A Government Accountability Office released on Monday called on the Department of Veterans Affairs to better evaluate its suicide prevention teams. Photo courtesy of Department of Veterans Affairs
April 5 (UPI) -- The Veterans Affairs Department must evaluate suicide prevention teams' staffing and workloads to improve suicide prevention efforts, a report on Monday said.
The 29-page report by the Government Accountability Office noted the rise in demand for mental health services from the Veterans Health Administration, but added that the VA is not aware of how the increase in caseload is affecting personnel.
An average of 18 veterans per day died by suicide in 2018.
Some VA staffers reported burnout, high turnover and excessive caseloads, which may be affecting their efficacy, the report said.
The GAO called for an evaluation of local suicide prevention teams' workloads, and changes to reflect the teams' needs, adding that the VA had not done enough to insure that suicide prevention efforts are properly implemented.
"VHA policy requires that every VA medical center and every 'very large' community-based outpatient clinic-a clinic that serves more than 10,000 unique patients-have at least one full-time suicide prevention coordinator," officials wrote in the report.

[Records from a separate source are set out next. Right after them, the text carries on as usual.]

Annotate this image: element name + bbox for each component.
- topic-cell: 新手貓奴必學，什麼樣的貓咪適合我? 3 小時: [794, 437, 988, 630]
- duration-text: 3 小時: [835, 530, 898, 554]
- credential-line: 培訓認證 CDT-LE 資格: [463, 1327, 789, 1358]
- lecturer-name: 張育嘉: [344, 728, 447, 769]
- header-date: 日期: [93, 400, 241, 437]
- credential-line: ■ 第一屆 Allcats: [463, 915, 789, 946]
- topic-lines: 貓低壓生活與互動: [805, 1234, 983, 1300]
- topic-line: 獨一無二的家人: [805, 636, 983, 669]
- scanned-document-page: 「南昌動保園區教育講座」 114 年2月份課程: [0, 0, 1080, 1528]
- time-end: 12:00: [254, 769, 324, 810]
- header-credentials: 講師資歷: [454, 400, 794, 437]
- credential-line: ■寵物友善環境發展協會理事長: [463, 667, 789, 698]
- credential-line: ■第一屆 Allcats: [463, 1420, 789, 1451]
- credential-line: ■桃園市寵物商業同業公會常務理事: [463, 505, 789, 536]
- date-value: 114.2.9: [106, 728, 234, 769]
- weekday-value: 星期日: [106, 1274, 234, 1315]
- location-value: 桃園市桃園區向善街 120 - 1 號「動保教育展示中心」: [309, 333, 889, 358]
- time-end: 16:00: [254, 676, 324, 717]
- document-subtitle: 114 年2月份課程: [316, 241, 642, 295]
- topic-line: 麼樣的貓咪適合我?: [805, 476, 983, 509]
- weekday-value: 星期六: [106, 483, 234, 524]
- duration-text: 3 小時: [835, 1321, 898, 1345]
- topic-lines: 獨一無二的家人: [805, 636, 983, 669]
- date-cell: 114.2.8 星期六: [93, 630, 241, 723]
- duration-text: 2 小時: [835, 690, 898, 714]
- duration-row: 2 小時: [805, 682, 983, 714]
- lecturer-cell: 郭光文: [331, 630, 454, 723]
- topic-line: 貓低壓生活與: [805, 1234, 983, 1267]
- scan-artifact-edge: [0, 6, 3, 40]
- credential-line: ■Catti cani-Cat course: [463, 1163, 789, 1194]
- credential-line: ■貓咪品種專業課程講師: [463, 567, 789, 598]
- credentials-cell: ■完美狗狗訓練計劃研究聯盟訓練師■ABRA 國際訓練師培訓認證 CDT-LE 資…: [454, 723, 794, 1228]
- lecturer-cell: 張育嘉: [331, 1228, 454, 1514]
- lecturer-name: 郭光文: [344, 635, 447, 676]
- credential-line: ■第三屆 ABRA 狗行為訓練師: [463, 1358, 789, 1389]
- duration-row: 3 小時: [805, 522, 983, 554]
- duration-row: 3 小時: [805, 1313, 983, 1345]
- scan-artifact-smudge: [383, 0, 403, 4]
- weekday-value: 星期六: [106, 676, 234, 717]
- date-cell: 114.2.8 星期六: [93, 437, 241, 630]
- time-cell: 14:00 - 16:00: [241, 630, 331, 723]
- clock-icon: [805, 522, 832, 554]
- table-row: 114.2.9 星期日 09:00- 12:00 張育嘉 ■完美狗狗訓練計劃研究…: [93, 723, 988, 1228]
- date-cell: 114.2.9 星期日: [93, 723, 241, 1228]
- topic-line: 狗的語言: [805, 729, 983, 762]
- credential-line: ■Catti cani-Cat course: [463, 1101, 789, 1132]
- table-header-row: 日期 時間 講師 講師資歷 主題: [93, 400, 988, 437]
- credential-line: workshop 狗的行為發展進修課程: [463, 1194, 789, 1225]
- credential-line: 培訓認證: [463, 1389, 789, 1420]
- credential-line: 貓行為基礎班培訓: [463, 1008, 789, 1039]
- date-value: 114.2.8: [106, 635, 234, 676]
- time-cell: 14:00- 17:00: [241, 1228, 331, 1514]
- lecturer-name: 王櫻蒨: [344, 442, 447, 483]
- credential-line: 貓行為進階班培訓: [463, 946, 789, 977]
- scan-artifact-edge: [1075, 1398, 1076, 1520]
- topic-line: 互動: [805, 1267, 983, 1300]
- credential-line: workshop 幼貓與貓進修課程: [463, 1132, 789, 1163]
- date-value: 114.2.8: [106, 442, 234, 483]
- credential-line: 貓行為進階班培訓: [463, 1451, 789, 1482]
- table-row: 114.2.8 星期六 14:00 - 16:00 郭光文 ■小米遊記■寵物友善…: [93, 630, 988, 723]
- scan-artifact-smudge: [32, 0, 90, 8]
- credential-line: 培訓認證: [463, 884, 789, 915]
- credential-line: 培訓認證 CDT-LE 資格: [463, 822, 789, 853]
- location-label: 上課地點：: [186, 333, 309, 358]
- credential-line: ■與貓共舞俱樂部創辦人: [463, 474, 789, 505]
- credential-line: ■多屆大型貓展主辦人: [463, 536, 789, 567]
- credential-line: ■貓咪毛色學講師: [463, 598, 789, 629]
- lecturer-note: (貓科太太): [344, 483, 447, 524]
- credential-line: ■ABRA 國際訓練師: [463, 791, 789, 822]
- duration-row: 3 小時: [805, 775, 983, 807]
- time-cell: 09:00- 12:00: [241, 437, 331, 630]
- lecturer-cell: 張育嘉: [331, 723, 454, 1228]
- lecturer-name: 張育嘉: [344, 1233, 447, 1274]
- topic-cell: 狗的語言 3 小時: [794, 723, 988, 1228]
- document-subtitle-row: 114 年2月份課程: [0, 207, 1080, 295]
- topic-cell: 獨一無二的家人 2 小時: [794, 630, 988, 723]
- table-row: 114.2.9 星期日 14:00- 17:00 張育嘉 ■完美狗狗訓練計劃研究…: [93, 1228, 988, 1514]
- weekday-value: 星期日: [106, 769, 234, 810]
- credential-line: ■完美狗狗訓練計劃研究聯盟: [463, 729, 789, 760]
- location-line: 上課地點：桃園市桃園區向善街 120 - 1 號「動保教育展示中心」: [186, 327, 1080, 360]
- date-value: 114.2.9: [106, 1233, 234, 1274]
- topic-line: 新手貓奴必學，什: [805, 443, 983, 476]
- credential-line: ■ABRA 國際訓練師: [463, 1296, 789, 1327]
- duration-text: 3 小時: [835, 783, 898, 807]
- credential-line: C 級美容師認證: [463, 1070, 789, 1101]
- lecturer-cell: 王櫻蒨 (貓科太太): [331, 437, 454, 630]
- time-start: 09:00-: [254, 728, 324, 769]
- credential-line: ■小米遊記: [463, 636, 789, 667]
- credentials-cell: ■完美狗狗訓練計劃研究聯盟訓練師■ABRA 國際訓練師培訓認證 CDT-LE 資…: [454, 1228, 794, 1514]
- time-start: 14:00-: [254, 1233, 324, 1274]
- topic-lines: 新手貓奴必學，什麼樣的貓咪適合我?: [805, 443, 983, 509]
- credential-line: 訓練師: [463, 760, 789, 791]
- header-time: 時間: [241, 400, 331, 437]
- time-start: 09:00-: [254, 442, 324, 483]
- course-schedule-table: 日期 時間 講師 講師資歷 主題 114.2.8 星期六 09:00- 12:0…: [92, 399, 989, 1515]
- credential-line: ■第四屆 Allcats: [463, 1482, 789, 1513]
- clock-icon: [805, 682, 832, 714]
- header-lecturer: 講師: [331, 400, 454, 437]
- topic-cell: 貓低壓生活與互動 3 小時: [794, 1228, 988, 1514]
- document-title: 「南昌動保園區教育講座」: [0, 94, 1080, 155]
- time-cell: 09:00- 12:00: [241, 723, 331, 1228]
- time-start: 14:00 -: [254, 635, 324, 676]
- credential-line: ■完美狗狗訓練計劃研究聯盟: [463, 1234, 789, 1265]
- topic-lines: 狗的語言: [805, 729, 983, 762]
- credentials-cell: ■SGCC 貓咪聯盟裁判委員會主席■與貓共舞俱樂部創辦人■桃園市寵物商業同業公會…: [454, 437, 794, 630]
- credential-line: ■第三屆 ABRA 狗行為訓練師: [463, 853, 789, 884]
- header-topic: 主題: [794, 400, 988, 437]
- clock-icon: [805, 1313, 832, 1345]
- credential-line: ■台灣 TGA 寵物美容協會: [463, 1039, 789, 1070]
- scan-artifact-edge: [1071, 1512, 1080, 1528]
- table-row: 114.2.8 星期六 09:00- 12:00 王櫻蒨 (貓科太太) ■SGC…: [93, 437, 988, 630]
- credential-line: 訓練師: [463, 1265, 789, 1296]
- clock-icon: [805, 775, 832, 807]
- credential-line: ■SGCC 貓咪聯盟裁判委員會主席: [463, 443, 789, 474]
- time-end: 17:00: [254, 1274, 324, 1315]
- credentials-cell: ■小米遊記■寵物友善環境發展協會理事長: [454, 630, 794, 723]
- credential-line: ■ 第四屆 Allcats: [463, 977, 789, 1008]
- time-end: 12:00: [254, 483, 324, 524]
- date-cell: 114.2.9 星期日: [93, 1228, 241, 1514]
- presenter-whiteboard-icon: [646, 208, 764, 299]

"Beyond meeting these basic requirements, individual facilities are responsible for staffing their local suicide prevention teams, including hiring and making decisions about how many coordinators their facility has and which qualifications their coordinators have, based on local needs," the report says in part.
Proposed legislation, including sweeping suicide prevention legislation approved by Congress in 2020, has increased recent awareness of veterans' suicides.
VA leaders concurred with the GAO findings, telling Navy Times that improvements will be installed in the next two years.